From the plots above, it can be concluded that pop and rock music have similar word density distributions in recent years. However, there is significant fluctuation in folk music lyric density in the last few years.

I explored a fact of folk music that when the density rises at a year, then the total amount of songs wouldn’t increase. However, There isn’t a specific pattern between number ranks and density ranks, indicating that folk music artists are not producing songs or invesgating songs (in the view of RFM Model) based on lyrics density.

Word Frequency

In this part, the word frequency is analyzed for the commonness and characteristics of Folk, Rock and Pop.

From the word clouds and word frequency bar plots, there are some most frequent words mutually exist, such as love, heart, life, lie, cold, etc. There are some words unique in folf music, such as christmas and chorus, relating to faith, and it has “die”, also related closely to death. Rock is more about feeling, talking about the world, dream and life, also writing hand, eye, heart to do these feelings. There isn’t a typical characteristic in Pop music, words are often related to love: cry and tear (maybe related to breaking up), smile (it has really a small proportion). Therefore, some of the pop songs are realted to sad love stories.

Sentiment Analysis

To drive more general analysis to make the word frequencies make sense, some sentimental words are extracted and scored.

From 1968 to 2016, Rock and Pop music shows balance between positive and negative setiment scores, while there is fluctuation of Folk music during 49 years, because of missing values in some years.

There is something common between Rock and Pop music at this time, we can see strong sentiment expreesions in recent 10 years than Folk.
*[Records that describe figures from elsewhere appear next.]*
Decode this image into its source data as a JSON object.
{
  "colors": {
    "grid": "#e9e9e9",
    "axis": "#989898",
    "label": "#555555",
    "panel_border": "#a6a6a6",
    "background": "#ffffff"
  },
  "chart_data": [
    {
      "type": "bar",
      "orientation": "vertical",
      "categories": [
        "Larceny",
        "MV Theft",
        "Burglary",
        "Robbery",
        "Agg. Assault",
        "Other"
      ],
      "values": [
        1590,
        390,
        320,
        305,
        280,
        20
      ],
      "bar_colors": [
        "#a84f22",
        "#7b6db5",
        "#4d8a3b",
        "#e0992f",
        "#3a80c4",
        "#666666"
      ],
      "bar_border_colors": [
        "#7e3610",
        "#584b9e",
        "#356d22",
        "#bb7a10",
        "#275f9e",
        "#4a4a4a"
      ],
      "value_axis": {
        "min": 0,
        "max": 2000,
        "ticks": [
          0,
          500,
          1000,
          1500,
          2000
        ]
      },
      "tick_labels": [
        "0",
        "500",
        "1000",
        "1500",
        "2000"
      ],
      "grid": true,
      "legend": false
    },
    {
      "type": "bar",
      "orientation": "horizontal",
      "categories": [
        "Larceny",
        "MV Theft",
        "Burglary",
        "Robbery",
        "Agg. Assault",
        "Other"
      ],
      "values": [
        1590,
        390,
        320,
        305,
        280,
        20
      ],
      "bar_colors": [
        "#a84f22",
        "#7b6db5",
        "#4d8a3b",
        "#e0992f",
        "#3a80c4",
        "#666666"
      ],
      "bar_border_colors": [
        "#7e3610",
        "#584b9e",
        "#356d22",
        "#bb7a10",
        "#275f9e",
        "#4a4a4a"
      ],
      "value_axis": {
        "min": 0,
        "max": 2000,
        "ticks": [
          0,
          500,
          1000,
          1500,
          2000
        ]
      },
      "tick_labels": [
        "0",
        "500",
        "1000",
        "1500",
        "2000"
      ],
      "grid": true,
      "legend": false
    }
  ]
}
Combining with Modified RFM Model, there are 2 metrics directly related to time interval focusing on recent years, so sentiment might be a reason that attracts artistis. Besides, Rock tends to express negative feelings wile pop tends to express positive feelings, that is a possible reason that pop music scores higher than rock music in RFM Model.

Emotion Analysis

The overall sentiment analysis has revealed that artists are producing setimental songs (most are positive) at these years. There are differences of the sentiment score distribution among three genres, a furthur step in what exactly the type of emotions are varied is discussed in this part.

From the heatmap, is can be seen clearly that all three genres of songs’ emotion increases from suprise to anger for most of the situation (trust has a score similar to sadness). Before 2010, folk music expresses heavy categories of emotions and mainly foucus on anger. After 2010, it shows more emotion expressions in anticipation. Comparing to folk music, rock and pop music express more in disgust, fear and joy after 2010. Besides there are also smaller proportions of sadness in rock and pop after 2010. Besides, rock music expresses more anger and anticipation than pop music. These similarities between pop and rock as well as the differences among the three genres may contribute to the score variation in Modified RFM Model.

When we see the heat plot of folk music, the transaction before and after 2008 is more clearly to detect. Trust and joy are descending.

Conclusion

From the RFM Model, if we treated different genres as products in a market, artists can show a “buying” performance characteristic in “purchasing” (actually it is producing new songs) these products. As a result, Pop and Rock are scored highest, while folk music scored lowest. To find out what might be the cause to this phenomenon, analysis is performed on word length, density, sentiment, and emotion.